= Bleach balloon =

Balloons filled with bleach

Bleach balloons, also known as bleach bombs, are water balloons filled with bleach as opposed to water.

==Incidents at the University of Texas==
In 2012, there were multiple incidents of balloons allegedly filled with bleach thrown at students between the months of June and September at the University of Texas. Four students filed reports with the UT police department, which were followed by protests from students, faculty, and alumni. The students who filed reports came forward once they were contacted by the UT police department. They had heard of the incidents and were concerned as to why the students had not already reported what happened. The students reported that the incidents took place near apartments in West Campus, an area located just off campus.
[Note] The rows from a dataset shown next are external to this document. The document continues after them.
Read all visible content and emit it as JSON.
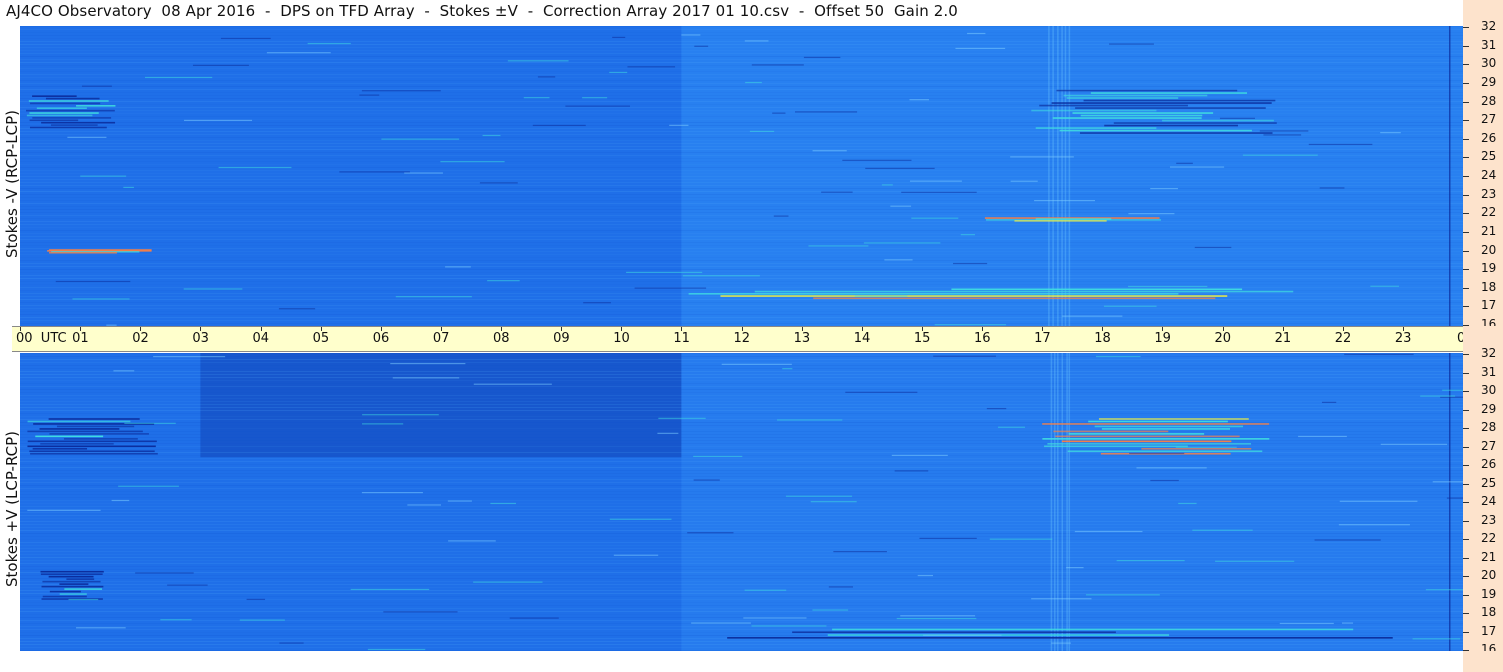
{
  "title": "AJ4CO Observatory  08 Apr 2016  -  DPS on TFD Array  -  Stokes ±V  -  Correction Array 2017 01 10.csv  -  Offset 50  Gain 2.0",
  "panels": {
    "top_label": "Stokes -V (RCP-LCP)",
    "bottom_label": "Stokes +V (LCP-RCP)"
  },
  "colors": {
    "background_blue": "#1f6fe8",
    "light_blue": "#3aa0ff",
    "dark_blue": "#0a2a9a",
    "cyan": "#40e0e0",
    "yellow": "#f0f040",
    "time_axis_bg": "#ffffcc",
    "freq_axis_bg": "#fde3cc"
  },
  "chart_data": {
    "type": "heatmap",
    "x_axis": {
      "unit": "UTC",
      "range": [
        0,
        24
      ],
      "tick_labels": [
        "00",
        "01",
        "02",
        "03",
        "04",
        "05",
        "06",
        "07",
        "08",
        "09",
        "10",
        "11",
        "12",
        "13",
        "14",
        "15",
        "16",
        "17",
        "18",
        "19",
        "20",
        "21",
        "22",
        "23",
        "00"
      ]
    },
    "y_axis": {
      "unit": "MHz",
      "range": [
        16,
        32
      ],
      "tick_labels": [
        "32",
        "31",
        "30",
        "29",
        "28",
        "27",
        "26",
        "25",
        "24",
        "23",
        "22",
        "21",
        "20",
        "19",
        "18",
        "17",
        "16"
      ]
    },
    "panels": [
      {
        "name": "Stokes -V (RCP-LCP)",
        "features": [
          {
            "utc": [
              0.1,
              1.6
            ],
            "mhz": [
              26.5,
              28.3
            ],
            "kind": "dark"
          },
          {
            "utc": [
              16.8,
              21.0
            ],
            "mhz": [
              26.2,
              28.6
            ],
            "kind": "dark"
          },
          {
            "utc": [
              11.0,
              21.4
            ],
            "mhz": [
              17.4,
              18.0
            ],
            "kind": "bright"
          },
          {
            "utc": [
              15.9,
              19.0
            ],
            "mhz": [
              21.6,
              21.8
            ],
            "kind": "bright"
          },
          {
            "utc": [
              0.3,
              2.2
            ],
            "mhz": [
              19.9,
              20.1
            ],
            "kind": "bright"
          }
        ]
      },
      {
        "name": "Stokes +V (LCP-RCP)",
        "features": [
          {
            "utc": [
              0.1,
              2.3
            ],
            "mhz": [
              26.5,
              28.5
            ],
            "kind": "dark"
          },
          {
            "utc": [
              17.0,
              20.8
            ],
            "mhz": [
              26.5,
              28.5
            ],
            "kind": "bright"
          },
          {
            "utc": [
              11.0,
              23.3
            ],
            "mhz": [
              16.6,
              17.2
            ],
            "kind": "dark"
          },
          {
            "utc": [
              0.3,
              1.4
            ],
            "mhz": [
              18.7,
              20.3
            ],
            "kind": "dark"
          }
        ]
      }
    ]
  }
}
The UT police have not been able to prove that there was in fact bleach in the balloons, but it has been investigated.

The most recent incident occurred on August 21, 2013 to a 21-year-old student by the name of Bryan Davis while walking to a friend's house. He was reportedly struck in the leg by a bleach-filled balloon while walking by an apartment in West Campus. This event was also looked at as being not only physically dangerous, but potentially racially driven. However, upon further investigation and forensic testing, the balloon was confirmed to only have contained water.

==Other occurrences==
In 2010, a bleach balloon attack was reported in Atlanta, Georgia. It was reported that four high school students threw bleach balloons from a van at a Hispanic, male seventh grader who was walking home from school. The seventh grader, Miguel Mesa, was temporarily blinded upon being struck directly in the face. Two of Mesa's classmates called the police and were able to describe the van's appearance. The driver of the van was identified and arrested, the other three turned themselves in. The suspects told police they were only trying to ruin Mesa's clothing. No information was given or discussed on the possibilities of the attack having racist intentions. Mesa's vision returned after undergoing numerous medical treatments.

Further back, in 2005, another racial attack with the use of bleach was reported in the Netherlands. A 16-year-old girl from Ethiopia was walking with some friends when a 25-year-old male threw bleach on her. As he threw the bleach he yelled, "This will make you whiter". The girl was not seriously hurt, and the man was arrested for assault and hate speech.

==Defense and related incidents==
The response from the university is that the balloon thrown in August 2013 appears to have been filled with only water, and they sent clothing and pieces of the balloon away for further forensic testing. Authorities claim that they had difficulty verifying that these were racially motivated because there were reports that claim that non-minority students have been hit also but the fact remains that a majority of students targeted have indeed been minority. Sources who were interviewed by the Huffington Post, who wished to be remain anonymous, claimed that as early as 2007, there had been bleach-filled balloons dropped on groups of women participating in sorority rush. They also claimed that bleach-bombing incidents are common and may occur "maybe once or twice a month."